Last updated Source: Gera Tools

How is my current renewable percentage calculated?

It is the sum of your renewable procurement — PPAs, on-site generation, and RECs — divided by your total annual electricity consumption, expressed as a percent. The tool caps renewable at total load since you cannot exceed 100% of what you consume.

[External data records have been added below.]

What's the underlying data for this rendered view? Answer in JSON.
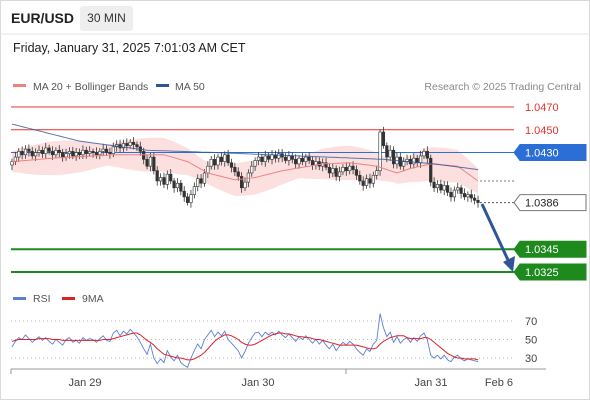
{
  "header": {
    "symbol": "EUR/USD",
    "interval": "30 MIN",
    "timestamp": "Friday, January 31, 2025 7:01:03 AM CET"
  },
  "legend": {
    "ma20": {
      "label": "MA 20 + Bollinger Bands",
      "color": "#f08080"
    },
    "ma50": {
      "label": "MA 50",
      "color": "#2f5597"
    },
    "copyright": "Research © 2025 Trading Central"
  },
  "rsi_legend": {
    "rsi": {
      "label": "RSI",
      "color": "#5b7fd6"
    },
    "ma9": {
      "label": "9MA",
      "color": "#dd2222"
    }
  },
  "levels": [
    {
      "value": 1.047,
      "label": "1.0470",
      "type": "resistance",
      "color": "#e83030"
    },
    {
      "value": 1.045,
      "label": "1.0450",
      "type": "resistance",
      "color": "#e83030"
    },
    {
      "value": 1.043,
      "label": "1.0430",
      "type": "pivot",
      "color": "#2b6fd6"
    },
    {
      "value": 1.0386,
      "label": "1.0386",
      "type": "last",
      "color": "#333333"
    },
    {
      "value": 1.0345,
      "label": "1.0345",
      "type": "support",
      "color": "#1e8a1e"
    },
    {
      "value": 1.0325,
      "label": "1.0325",
      "type": "support",
      "color": "#1e8a1e"
    }
  ],
  "x_labels": [
    "Jan 29",
    "Jan 30",
    "Jan 31",
    "Feb 6"
  ],
  "rsi_ticks": [
    "70",
    "50",
    "30"
  ],
  "chart_data": {
    "type": "candlestick",
    "instrument": "EUR/USD",
    "timeframe": "30 MIN",
    "price_range": [
      1.032,
      1.049
    ],
    "close": [
      1.0422,
      1.0426,
      1.0431,
      1.0428,
      1.0433,
      1.0431,
      1.0427,
      1.043,
      1.0432,
      1.0429,
      1.0434,
      1.0431,
      1.0428,
      1.0432,
      1.043,
      1.0426,
      1.0429,
      1.0431,
      1.0427,
      1.043,
      1.0428,
      1.0432,
      1.0429,
      1.0431,
      1.043,
      1.0428,
      1.0431,
      1.0433,
      1.043,
      1.0429,
      1.0435,
      1.0437,
      1.0434,
      1.0438,
      1.0436,
      1.0439,
      1.0437,
      1.0435,
      1.0431,
      1.0424,
      1.0418,
      1.0426,
      1.0414,
      1.0405,
      1.0408,
      1.0402,
      1.0411,
      1.0405,
      1.0399,
      1.0403,
      1.0396,
      1.0391,
      1.0386,
      1.0393,
      1.04,
      1.0407,
      1.0403,
      1.0412,
      1.0418,
      1.0424,
      1.0419,
      1.0426,
      1.0422,
      1.0428,
      1.0421,
      1.0417,
      1.0413,
      1.0409,
      1.0399,
      1.0404,
      1.0412,
      1.0418,
      1.0423,
      1.0426,
      1.0422,
      1.0427,
      1.0424,
      1.0428,
      1.0425,
      1.0429,
      1.0426,
      1.0423,
      1.0427,
      1.0424,
      1.042,
      1.0425,
      1.0422,
      1.0426,
      1.0423,
      1.0419,
      1.0422,
      1.0418,
      1.0421,
      1.0417,
      1.0412,
      1.0416,
      1.0409,
      1.0413,
      1.0417,
      1.0414,
      1.0418,
      1.0415,
      1.041,
      1.0405,
      1.0401,
      1.0407,
      1.0403,
      1.041,
      1.0414,
      1.0448,
      1.0436,
      1.0426,
      1.0432,
      1.042,
      1.0426,
      1.0418,
      1.0422,
      1.0424,
      1.042,
      1.0425,
      1.0421,
      1.0427,
      1.0431,
      1.0425,
      1.0404,
      1.0399,
      1.0402,
      1.0397,
      1.0401,
      1.0395,
      1.0391,
      1.0397,
      1.0399,
      1.0394,
      1.0391,
      1.0393,
      1.039,
      1.0388,
      1.0386
    ],
    "ma20_path": [
      [
        1.0422,
        0
      ],
      [
        1.0425,
        12
      ],
      [
        1.0428,
        30
      ],
      [
        1.0428,
        45
      ],
      [
        1.0422,
        52
      ],
      [
        1.0412,
        58
      ],
      [
        1.0406,
        66
      ],
      [
        1.0408,
        72
      ],
      [
        1.0414,
        80
      ],
      [
        1.042,
        92
      ],
      [
        1.0421,
        100
      ],
      [
        1.0418,
        108
      ],
      [
        1.0412,
        114
      ],
      [
        1.0416,
        118
      ],
      [
        1.042,
        124
      ],
      [
        1.0418,
        132
      ],
      [
        1.0405,
        138
      ]
    ],
    "ma50_path": [
      [
        1.0455,
        0
      ],
      [
        1.044,
        20
      ],
      [
        1.0432,
        40
      ],
      [
        1.043,
        60
      ],
      [
        1.0427,
        85
      ],
      [
        1.0424,
        110
      ],
      [
        1.042,
        125
      ],
      [
        1.0415,
        138
      ]
    ],
    "rsi_range": [
      20,
      80
    ],
    "rsi": [
      42,
      48,
      52,
      50,
      55,
      51,
      47,
      50,
      53,
      49,
      52,
      48,
      45,
      50,
      47,
      44,
      50,
      52,
      47,
      49,
      46,
      52,
      49,
      51,
      50,
      47,
      51,
      54,
      49,
      48,
      57,
      60,
      54,
      59,
      56,
      61,
      57,
      53,
      47,
      40,
      34,
      45,
      30,
      24,
      29,
      25,
      38,
      31,
      27,
      33,
      25,
      22,
      20,
      30,
      38,
      45,
      40,
      50,
      55,
      60,
      53,
      58,
      54,
      59,
      50,
      46,
      42,
      38,
      30,
      37,
      46,
      52,
      57,
      58,
      53,
      58,
      55,
      58,
      55,
      59,
      55,
      52,
      56,
      52,
      48,
      53,
      50,
      54,
      50,
      46,
      50,
      45,
      49,
      44,
      40,
      45,
      38,
      43,
      47,
      44,
      48,
      45,
      40,
      36,
      33,
      40,
      37,
      45,
      49,
      78,
      63,
      53,
      58,
      47,
      53,
      46,
      50,
      52,
      47,
      52,
      48,
      54,
      57,
      50,
      33,
      30,
      33,
      29,
      33,
      28,
      26,
      31,
      33,
      29,
      27,
      29,
      28,
      27,
      26
    ],
    "rsi_ma9": [
      48,
      49,
      50,
      50,
      50,
      50,
      50,
      50,
      51,
      51,
      51,
      51,
      50,
      50,
      50,
      49,
      49,
      49,
      49,
      49,
      49,
      49,
      49,
      49,
      49,
      49,
      49,
      50,
      50,
      50,
      51,
      52,
      53,
      54,
      55,
      56,
      57,
      57,
      55,
      52,
      49,
      47,
      44,
      40,
      37,
      34,
      33,
      32,
      31,
      30,
      30,
      29,
      28,
      28,
      29,
      31,
      33,
      36,
      40,
      44,
      48,
      51,
      53,
      55,
      55,
      54,
      52,
      50,
      47,
      45,
      44,
      44,
      45,
      47,
      49,
      51,
      53,
      55,
      56,
      57,
      57,
      56,
      56,
      55,
      54,
      53,
      53,
      52,
      52,
      51,
      50,
      50,
      49,
      48,
      47,
      46,
      45,
      44,
      44,
      44,
      44,
      44,
      44,
      43,
      42,
      41,
      40,
      40,
      41,
      45,
      48,
      50,
      52,
      53,
      54,
      54,
      54,
      52,
      51,
      51,
      51,
      51,
      52,
      52,
      50,
      47,
      44,
      41,
      38,
      35,
      33,
      31,
      30,
      30,
      29,
      29,
      29,
      29,
      28
    ]
  }
}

A 100% renewable electricity pledge only means something if you can show a year-on-year trajectory toward it. This calculator turns your current procurement mix and target year into a clear percentage, a shortfall, and the procurement pace you need to actually hit the goal.

How it works

The maths is straightforward but easy to get wrong by hand:

current RE %     = renewable MWh / total MWh × 100
shortfall        = total MWh − renewable MWh
years remaining  = target year − current year
linear per year  = shortfall / years remaining
required growth  = (total / current renewable)^(1/years) − 1

Renewable procurement is the sum of PPAs, on-site generation, and RECs, capped at your total load. The required growth rate is a compound annual growth rate off your existing base — if that base is zero, no rate is defined and the linear figure becomes your starting target.

Worked example

A manufacturing company consumes 120,000 MWh per year. It currently sources:

  • 30,000 MWh from a wind PPA
  • 8,000 MWh from rooftop solar on its warehouses
  • 2,000 MWh from unbundled RECs

Total renewable procurement: 40,000 MWh — a 33% renewable share today. The company pledged 100% RE by 2030.

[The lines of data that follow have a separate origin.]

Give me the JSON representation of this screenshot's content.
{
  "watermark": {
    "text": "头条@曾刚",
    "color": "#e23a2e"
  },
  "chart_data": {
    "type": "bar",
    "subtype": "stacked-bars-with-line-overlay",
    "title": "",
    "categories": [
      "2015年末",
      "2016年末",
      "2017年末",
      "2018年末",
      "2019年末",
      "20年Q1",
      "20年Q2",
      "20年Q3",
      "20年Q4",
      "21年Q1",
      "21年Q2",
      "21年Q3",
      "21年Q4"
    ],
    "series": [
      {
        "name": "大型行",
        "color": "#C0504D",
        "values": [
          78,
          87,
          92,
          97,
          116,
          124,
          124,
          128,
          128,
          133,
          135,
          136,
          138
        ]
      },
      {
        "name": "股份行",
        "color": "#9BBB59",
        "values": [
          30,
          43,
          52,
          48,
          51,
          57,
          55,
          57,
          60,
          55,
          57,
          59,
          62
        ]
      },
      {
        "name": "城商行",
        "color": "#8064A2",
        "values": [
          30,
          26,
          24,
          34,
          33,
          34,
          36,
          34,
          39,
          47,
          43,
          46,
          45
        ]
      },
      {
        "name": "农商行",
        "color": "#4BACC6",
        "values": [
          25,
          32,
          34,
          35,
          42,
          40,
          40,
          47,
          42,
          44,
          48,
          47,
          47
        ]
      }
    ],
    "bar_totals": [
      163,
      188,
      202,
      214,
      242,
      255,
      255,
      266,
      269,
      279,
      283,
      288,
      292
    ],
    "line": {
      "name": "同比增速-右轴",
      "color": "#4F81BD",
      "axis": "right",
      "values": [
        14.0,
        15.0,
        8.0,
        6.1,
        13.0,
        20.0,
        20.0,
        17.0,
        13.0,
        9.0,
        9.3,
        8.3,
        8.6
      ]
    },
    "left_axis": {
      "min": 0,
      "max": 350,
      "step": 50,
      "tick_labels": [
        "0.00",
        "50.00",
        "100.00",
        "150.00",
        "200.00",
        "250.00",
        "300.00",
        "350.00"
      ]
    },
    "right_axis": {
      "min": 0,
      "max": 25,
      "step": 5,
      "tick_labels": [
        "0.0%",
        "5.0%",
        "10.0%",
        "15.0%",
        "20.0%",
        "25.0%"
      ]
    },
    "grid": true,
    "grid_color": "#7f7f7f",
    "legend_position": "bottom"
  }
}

Starting from 2026 with four years remaining:

  • Shortfall: 80,000 MWh
  • Linear procurement needed: 20,000 MWh added each year
  • Compound growth rate off the 40,000 MWh base: roughly 32% per year

Both the linear and compound figures land at 120,000 MWh by 2030, but the compound path front-loads less procurement and back-loads more — which may or may not match what the PPA market can deliver.

Understanding the two planning lenses

Linear (equal increment each year): Easy to budget and explain to investors. You add the same fixed MWh of renewable contracts annually, regardless of what you already have. This is useful when renewable procurement costs are fairly stable and you can sign a new PPA each year.

Compound growth rate: Tells you the momentum your procurement needs. A 32% rate means each year’s procurement must be 32% larger than the previous year’s total. This is realistic when you expect to build on existing contracts with add-ons rather than fresh annual starts.

What counts under the RE100 criteria

RE100 (the campaign run by The Climate Group and CDP) sets credibility standards for what counts toward the pledge. In general:

  • On-site generation counts when it offsets your own consumption.
  • PPAs with direct connection or proxy generation that matches your hourly or annual profile count well.
  • Unbundled RECs / GOs count in principle but RE100 encourages higher-quality procurement — a portfolio relying entirely on cheap, old unbundled certificates may not fully satisfy voluntary reporting frameworks such as GHG Protocol Scope 2 market-based accounting.

This calculator gives you a percentage based on MWh quantities. For full compliance assessment, check RE100’s technical guidance, which sets criteria on certificate type, vintage, and country-of-origin matching.

Limitations to plan around

The calculation assumes flat electricity demand to the target year. If your business is growing or adding electrified heating, vehicles, or data-centre capacity, your real total will rise, and a fixed 120,000 MWh procurement plan will fall short. Re-run the calculator each year using updated consumption forecasts to keep your trajectory honest.